Las plantas de flor de cera pertenecen a la familia del mirto y florecen en la temporada muerta de finales de invierno a principios de primavera. Estas robustas plantas están muy de moda en la industria de las flores cortadas porque sus flores duran hasta tres semanas en los arreglos florales. Se trata de una de esas variedades de arbustos con flores que, en la mayoría de las zonas, se pueden «plantar y olvidar». La poda ligera, las bajas necesidades de nutrientes y humedad, y los mínimos problemas de plagas y enfermedades son las características distintivas del cuidado de la flor de cera Chamelaucium, lo que la convierte en un arbusto vital y de bajo mantenimiento para aquellos de nosotros que somos «jardineros perezosos». Siga leyendo para obtener información sobre la flor de cera Chamelaucium y compruebe si esta planta es adecuada para su jardín.

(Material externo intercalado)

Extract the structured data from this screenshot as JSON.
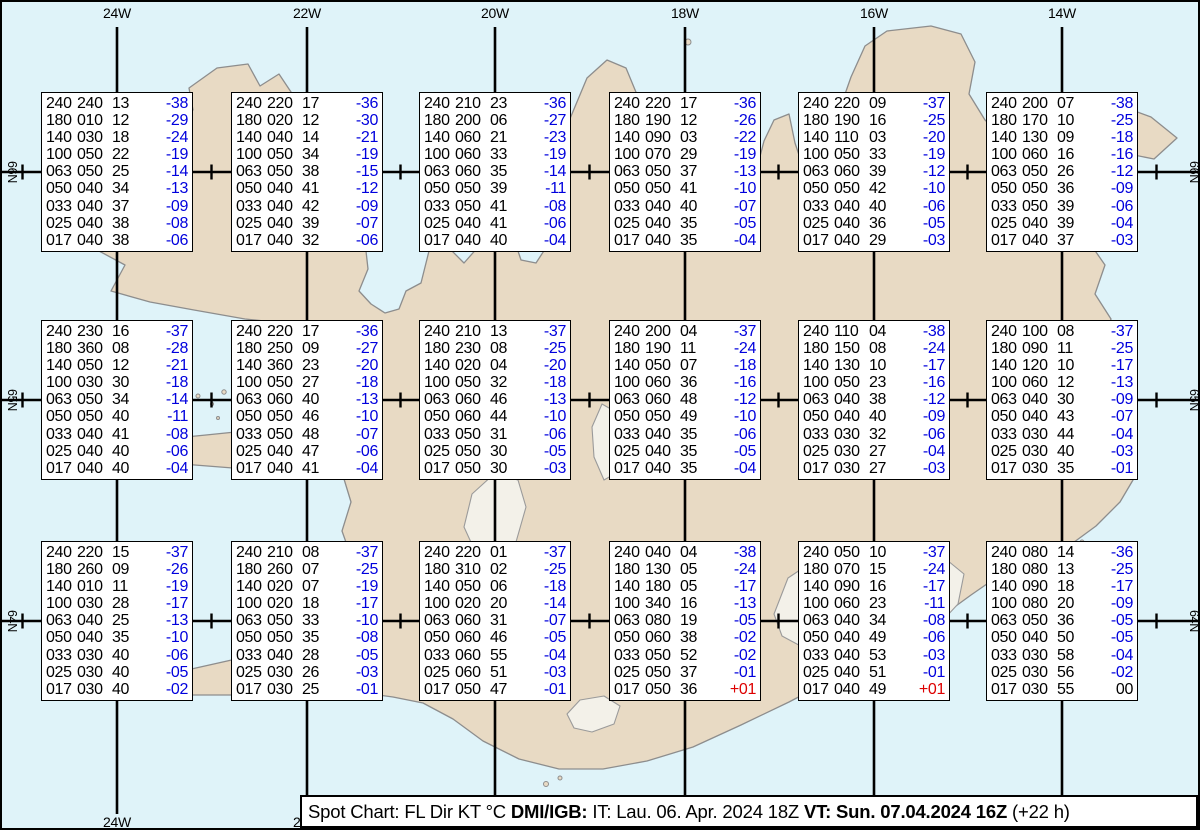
{
  "grid": {
    "lon_labels": [
      "24W",
      "22W",
      "20W",
      "18W",
      "16W",
      "14W"
    ],
    "lat_labels": [
      "66N",
      "65N",
      "64N"
    ]
  },
  "levels": [
    "240",
    "180",
    "140",
    "100",
    "063",
    "050",
    "033",
    "025",
    "017"
  ],
  "stations": [
    {
      "lon": "24W",
      "lat": "66N",
      "col": 0,
      "row": 0,
      "rows": [
        [
          "240",
          "240",
          "13",
          "-38"
        ],
        [
          "180",
          "010",
          "12",
          "-29"
        ],
        [
          "140",
          "030",
          "18",
          "-24"
        ],
        [
          "100",
          "050",
          "22",
          "-19"
        ],
        [
          "063",
          "050",
          "25",
          "-14"
        ],
        [
          "050",
          "040",
          "34",
          "-13"
        ],
        [
          "033",
          "040",
          "37",
          "-09"
        ],
        [
          "025",
          "040",
          "38",
          "-08"
        ],
        [
          "017",
          "040",
          "38",
          "-06"
        ]
      ]
    },
    {
      "lon": "22W",
      "lat": "66N",
      "col": 1,
      "row": 0,
      "rows": [
        [
          "240",
          "220",
          "17",
          "-36"
        ],
        [
          "180",
          "020",
          "12",
          "-30"
        ],
        [
          "140",
          "040",
          "14",
          "-21"
        ],
        [
          "100",
          "050",
          "34",
          "-19"
        ],
        [
          "063",
          "050",
          "38",
          "-15"
        ],
        [
          "050",
          "040",
          "41",
          "-12"
        ],
        [
          "033",
          "040",
          "42",
          "-09"
        ],
        [
          "025",
          "040",
          "39",
          "-07"
        ],
        [
          "017",
          "040",
          "32",
          "-06"
        ]
      ]
    },
    {
      "lon": "20W",
      "lat": "66N",
      "col": 2,
      "row": 0,
      "rows": [
        [
          "240",
          "210",
          "23",
          "-36"
        ],
        [
          "180",
          "200",
          "06",
          "-27"
        ],
        [
          "140",
          "060",
          "21",
          "-23"
        ],
        [
          "100",
          "060",
          "33",
          "-19"
        ],
        [
          "063",
          "060",
          "35",
          "-14"
        ],
        [
          "050",
          "050",
          "39",
          "-11"
        ],
        [
          "033",
          "050",
          "41",
          "-08"
        ],
        [
          "025",
          "040",
          "41",
          "-06"
        ],
        [
          "017",
          "040",
          "40",
          "-04"
        ]
      ]
    },
    {
      "lon": "18W",
      "lat": "66N",
      "col": 3,
      "row": 0,
      "rows": [
        [
          "240",
          "220",
          "17",
          "-36"
        ],
        [
          "180",
          "190",
          "12",
          "-26"
        ],
        [
          "140",
          "090",
          "03",
          "-22"
        ],
        [
          "100",
          "070",
          "29",
          "-19"
        ],
        [
          "063",
          "050",
          "37",
          "-13"
        ],
        [
          "050",
          "050",
          "41",
          "-10"
        ],
        [
          "033",
          "040",
          "40",
          "-07"
        ],
        [
          "025",
          "040",
          "35",
          "-05"
        ],
        [
          "017",
          "040",
          "35",
          "-04"
        ]
      ]
    },
    {
      "lon": "16W",
      "lat": "66N",
      "col": 4,
      "row": 0,
      "rows": [
        [
          "240",
          "220",
          "09",
          "-37"
        ],
        [
          "180",
          "190",
          "16",
          "-25"
        ],
        [
          "140",
          "110",
          "03",
          "-20"
        ],
        [
          "100",
          "050",
          "33",
          "-19"
        ],
        [
          "063",
          "060",
          "39",
          "-12"
        ],
        [
          "050",
          "050",
          "42",
          "-10"
        ],
        [
          "033",
          "040",
          "40",
          "-06"
        ],
        [
          "025",
          "040",
          "36",
          "-05"
        ],
        [
          "017",
          "040",
          "29",
          "-03"
        ]
      ]
    },
    {
      "lon": "14W",
      "lat": "66N",
      "col": 5,
      "row": 0,
      "rows": [
        [
          "240",
          "200",
          "07",
          "-38"
        ],
        [
          "180",
          "170",
          "10",
          "-25"
        ],
        [
          "140",
          "130",
          "09",
          "-18"
        ],
        [
          "100",
          "060",
          "16",
          "-16"
        ],
        [
          "063",
          "050",
          "26",
          "-12"
        ],
        [
          "050",
          "050",
          "36",
          "-09"
        ],
        [
          "033",
          "050",
          "39",
          "-06"
        ],
        [
          "025",
          "040",
          "39",
          "-04"
        ],
        [
          "017",
          "040",
          "37",
          "-03"
        ]
      ]
    },
    {
      "lon": "24W",
      "lat": "65N",
      "col": 0,
      "row": 1,
      "rows": [
        [
          "240",
          "230",
          "16",
          "-37"
        ],
        [
          "180",
          "360",
          "08",
          "-28"
        ],
        [
          "140",
          "050",
          "12",
          "-21"
        ],
        [
          "100",
          "030",
          "30",
          "-18"
        ],
        [
          "063",
          "050",
          "34",
          "-14"
        ],
        [
          "050",
          "050",
          "40",
          "-11"
        ],
        [
          "033",
          "040",
          "41",
          "-08"
        ],
        [
          "025",
          "040",
          "40",
          "-06"
        ],
        [
          "017",
          "040",
          "40",
          "-04"
        ]
      ]
    },
    {
      "lon": "22W",
      "lat": "65N",
      "col": 1,
      "row": 1,
      "rows": [
        [
          "240",
          "220",
          "17",
          "-36"
        ],
        [
          "180",
          "250",
          "09",
          "-27"
        ],
        [
          "140",
          "360",
          "23",
          "-20"
        ],
        [
          "100",
          "050",
          "27",
          "-18"
        ],
        [
          "063",
          "060",
          "40",
          "-13"
        ],
        [
          "050",
          "050",
          "46",
          "-10"
        ],
        [
          "033",
          "050",
          "48",
          "-07"
        ],
        [
          "025",
          "040",
          "47",
          "-06"
        ],
        [
          "017",
          "040",
          "41",
          "-04"
        ]
      ]
    },
    {
      "lon": "20W",
      "lat": "65N",
      "col": 2,
      "row": 1,
      "rows": [
        [
          "240",
          "210",
          "13",
          "-37"
        ],
        [
          "180",
          "230",
          "08",
          "-25"
        ],
        [
          "140",
          "020",
          "04",
          "-20"
        ],
        [
          "100",
          "050",
          "32",
          "-18"
        ],
        [
          "063",
          "060",
          "46",
          "-13"
        ],
        [
          "050",
          "060",
          "44",
          "-10"
        ],
        [
          "033",
          "050",
          "31",
          "-06"
        ],
        [
          "025",
          "050",
          "30",
          "-05"
        ],
        [
          "017",
          "050",
          "30",
          "-03"
        ]
      ]
    },
    {
      "lon": "18W",
      "lat": "65N",
      "col": 3,
      "row": 1,
      "rows": [
        [
          "240",
          "200",
          "04",
          "-37"
        ],
        [
          "180",
          "190",
          "11",
          "-24"
        ],
        [
          "140",
          "050",
          "07",
          "-18"
        ],
        [
          "100",
          "060",
          "36",
          "-16"
        ],
        [
          "063",
          "060",
          "48",
          "-12"
        ],
        [
          "050",
          "050",
          "49",
          "-10"
        ],
        [
          "033",
          "040",
          "35",
          "-06"
        ],
        [
          "025",
          "040",
          "35",
          "-05"
        ],
        [
          "017",
          "040",
          "35",
          "-04"
        ]
      ]
    },
    {
      "lon": "16W",
      "lat": "65N",
      "col": 4,
      "row": 1,
      "rows": [
        [
          "240",
          "110",
          "04",
          "-38"
        ],
        [
          "180",
          "150",
          "08",
          "-24"
        ],
        [
          "140",
          "130",
          "10",
          "-17"
        ],
        [
          "100",
          "050",
          "23",
          "-16"
        ],
        [
          "063",
          "040",
          "38",
          "-12"
        ],
        [
          "050",
          "040",
          "40",
          "-09"
        ],
        [
          "033",
          "030",
          "32",
          "-06"
        ],
        [
          "025",
          "030",
          "27",
          "-04"
        ],
        [
          "017",
          "030",
          "27",
          "-03"
        ]
      ]
    },
    {
      "lon": "14W",
      "lat": "65N",
      "col": 5,
      "row": 1,
      "rows": [
        [
          "240",
          "100",
          "08",
          "-37"
        ],
        [
          "180",
          "090",
          "11",
          "-25"
        ],
        [
          "140",
          "120",
          "10",
          "-17"
        ],
        [
          "100",
          "060",
          "12",
          "-13"
        ],
        [
          "063",
          "040",
          "30",
          "-09"
        ],
        [
          "050",
          "040",
          "43",
          "-07"
        ],
        [
          "033",
          "030",
          "44",
          "-04"
        ],
        [
          "025",
          "030",
          "40",
          "-03"
        ],
        [
          "017",
          "030",
          "35",
          "-01"
        ]
      ]
    },
    {
      "lon": "24W",
      "lat": "64N",
      "col": 0,
      "row": 2,
      "rows": [
        [
          "240",
          "220",
          "15",
          "-37"
        ],
        [
          "180",
          "260",
          "09",
          "-26"
        ],
        [
          "140",
          "010",
          "11",
          "-19"
        ],
        [
          "100",
          "030",
          "28",
          "-17"
        ],
        [
          "063",
          "040",
          "25",
          "-13"
        ],
        [
          "050",
          "040",
          "35",
          "-10"
        ],
        [
          "033",
          "030",
          "40",
          "-06"
        ],
        [
          "025",
          "030",
          "40",
          "-05"
        ],
        [
          "017",
          "030",
          "40",
          "-02"
        ]
      ]
    },
    {
      "lon": "22W",
      "lat": "64N",
      "col": 1,
      "row": 2,
      "rows": [
        [
          "240",
          "210",
          "08",
          "-37"
        ],
        [
          "180",
          "260",
          "07",
          "-25"
        ],
        [
          "140",
          "020",
          "07",
          "-19"
        ],
        [
          "100",
          "020",
          "18",
          "-17"
        ],
        [
          "063",
          "050",
          "33",
          "-10"
        ],
        [
          "050",
          "050",
          "35",
          "-08"
        ],
        [
          "033",
          "040",
          "28",
          "-05"
        ],
        [
          "025",
          "030",
          "26",
          "-03"
        ],
        [
          "017",
          "030",
          "25",
          "-01"
        ]
      ]
    },
    {
      "lon": "20W",
      "lat": "64N",
      "col": 2,
      "row": 2,
      "rows": [
        [
          "240",
          "220",
          "01",
          "-37"
        ],
        [
          "180",
          "310",
          "02",
          "-25"
        ],
        [
          "140",
          "050",
          "06",
          "-18"
        ],
        [
          "100",
          "020",
          "20",
          "-14"
        ],
        [
          "063",
          "060",
          "31",
          "-07"
        ],
        [
          "050",
          "060",
          "46",
          "-05"
        ],
        [
          "033",
          "060",
          "55",
          "-04"
        ],
        [
          "025",
          "060",
          "51",
          "-03"
        ],
        [
          "017",
          "050",
          "47",
          "-01"
        ]
      ]
    },
    {
      "lon": "18W",
      "lat": "64N",
      "col": 3,
      "row": 2,
      "rows": [
        [
          "240",
          "040",
          "04",
          "-38"
        ],
        [
          "180",
          "130",
          "05",
          "-24"
        ],
        [
          "140",
          "180",
          "05",
          "-17"
        ],
        [
          "100",
          "340",
          "16",
          "-13"
        ],
        [
          "063",
          "080",
          "19",
          "-05"
        ],
        [
          "050",
          "060",
          "38",
          "-02"
        ],
        [
          "033",
          "050",
          "52",
          "-02"
        ],
        [
          "025",
          "050",
          "37",
          "-01"
        ],
        [
          "017",
          "050",
          "36",
          "+01"
        ]
      ]
    },
    {
      "lon": "16W",
      "lat": "64N",
      "col": 4,
      "row": 2,
      "rows": [
        [
          "240",
          "050",
          "10",
          "-37"
        ],
        [
          "180",
          "070",
          "15",
          "-24"
        ],
        [
          "140",
          "090",
          "16",
          "-17"
        ],
        [
          "100",
          "060",
          "23",
          "-11"
        ],
        [
          "063",
          "040",
          "34",
          "-08"
        ],
        [
          "050",
          "040",
          "49",
          "-06"
        ],
        [
          "033",
          "040",
          "53",
          "-03"
        ],
        [
          "025",
          "040",
          "51",
          "-01"
        ],
        [
          "017",
          "040",
          "49",
          "+01"
        ]
      ]
    },
    {
      "lon": "14W",
      "lat": "64N",
      "col": 5,
      "row": 2,
      "rows": [
        [
          "240",
          "080",
          "14",
          "-36"
        ],
        [
          "180",
          "080",
          "13",
          "-25"
        ],
        [
          "140",
          "090",
          "18",
          "-17"
        ],
        [
          "100",
          "080",
          "20",
          "-09"
        ],
        [
          "063",
          "050",
          "36",
          "-05"
        ],
        [
          "050",
          "040",
          "50",
          "-05"
        ],
        [
          "033",
          "030",
          "58",
          "-04"
        ],
        [
          "025",
          "030",
          "56",
          "-02"
        ],
        [
          "017",
          "030",
          "55",
          "00"
        ]
      ]
    }
  ],
  "footer": {
    "segments": [
      {
        "text": "Spot Chart: FL Dir KT °C ",
        "bold": false
      },
      {
        "text": "DMI/IGB:",
        "bold": true
      },
      {
        "text": " IT: Lau. 06. Apr. 2024 18Z ",
        "bold": false
      },
      {
        "text": "VT: Sun. 07.04.2024 16Z",
        "bold": true
      },
      {
        "text": " (+22 h)",
        "bold": false
      }
    ]
  },
  "colors": {
    "ocean": "#dff3f9",
    "land": "#e8dac4",
    "coast": "#8d8d8d",
    "glacier": "#f3f1e9",
    "temp_negative": "#0000dd",
    "temp_positive": "#dd0000",
    "temp_zero": "#000000",
    "grid": "#000000"
  }
}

Información sobre la flor de cera Chamelaucium
Las plantas de flor de cera son originarias de Australia y son excelentes plantas de borde en las regiones cálidas y secas de América del Norte. Como parte del xeriscape o jardín tolerante a la sequía, esta planta perenne es insuperable por su floración constante, su facilidad de cuidado y su naturaleza tolerante. Incluso hay variedades cultivadas recientemente que son resistentes a las heladas de hasta -2 °C (27 °F). Las condiciones de cultivo del Chamelaucium incluyen pleno sol, suelo bien drenado y baja humedad. El arbusto produce flores sin parar, perfectas para arreglos florales. La flor de cera Chamelaucium es un arbusto de crecimiento rápido y denso, de 1,2 a 1,8 metros de altura y con una extensión similar. Las flores suelen ser de color púrpura intenso a rojo, con capullos brillantes y lustrosos, similares a bayas, dispuestos en ramilletes abiertos a lo largo de los extremos de los tallos. El follaje es de color verde intenso, perenne y estrecho, casi en forma de aguja. Los tallos tienen un atractivo tono rojizo que resalta el color de las hojas. Las flores pueden alcanzar 1,27 cm de diámetro y durar semanas. Aunque la forma tradicional florece en invierno, ahora hay varios híbridos entre los que elegir, con diferentes períodos de floración y tonos que van del rosa al rojo y al blanco, a menudo en la misma planta.
Condiciones de cultivo del Chamelaucium
Si es necesario, enmiende el suelo con abundante materia orgánica y labore a una profundidad de 20 a 25 cm para acelerar el establecimiento. Asegúrese de que el suelo drene bien y añada arena u otro material arenoso para mejorar la filtración. Las plantas jóvenes necesitarán riego adicional mientras se establecen, pero las plantas maduras pueden soportar períodos bastante largos de sequía. Tenga en cuenta que las condiciones secas pueden afectar a la producción de flores, pero la planta seguirá sorprendiendo con sus tallos de color rojo intenso y sus atractivas hojas. Las plantas más sanas se obtienen imitando las condiciones de crecimiento del Chamelaucium en su Australia natal, donde los suelos son arenosos y la humedad es escasa, excepto durante la temporada de lluvias. Las ubicaciones a pleno sol y la poda anual mejorarán la forma y el crecimiento de la planta, al tiempo que favorecerán la floración.
Cuidado de las plantas de Chamelaucium
Esta es un área en la que casi no hay nada que escribir sobre la planta. Las plantas de flor de cera prosperan en zonas más secas, pero responden bien al riego intermitente en el calor del verano. Los tallos en flor se pueden cortar para arreglos florales en cualquier momento. El Chamelaucium necesita pocos nutrientes adicionales. Su suelo nativo es pobre en nutrientes y los fertilizantes comerciales podrían dañar la planta. Utilice mantillo orgánico como parte del cuidado de la flor de cera Chamelaucium, para proteger la zona de las raíces del frío, evitar las malas hierbas y liberar gradualmente los nutrientes necesarios. Un aspecto del cuidado de la planta Chamelaucium que cabe mencionar es la poda. Pode los tallos en 1/3 después de la floración para estimular los nuevos brotes, que darán las flores de la próxima temporada. Esto obliga a que los arbustos sean más densos y compactos y ayuda a mantener el centro de la planta abierto para que entre la luz y el aire.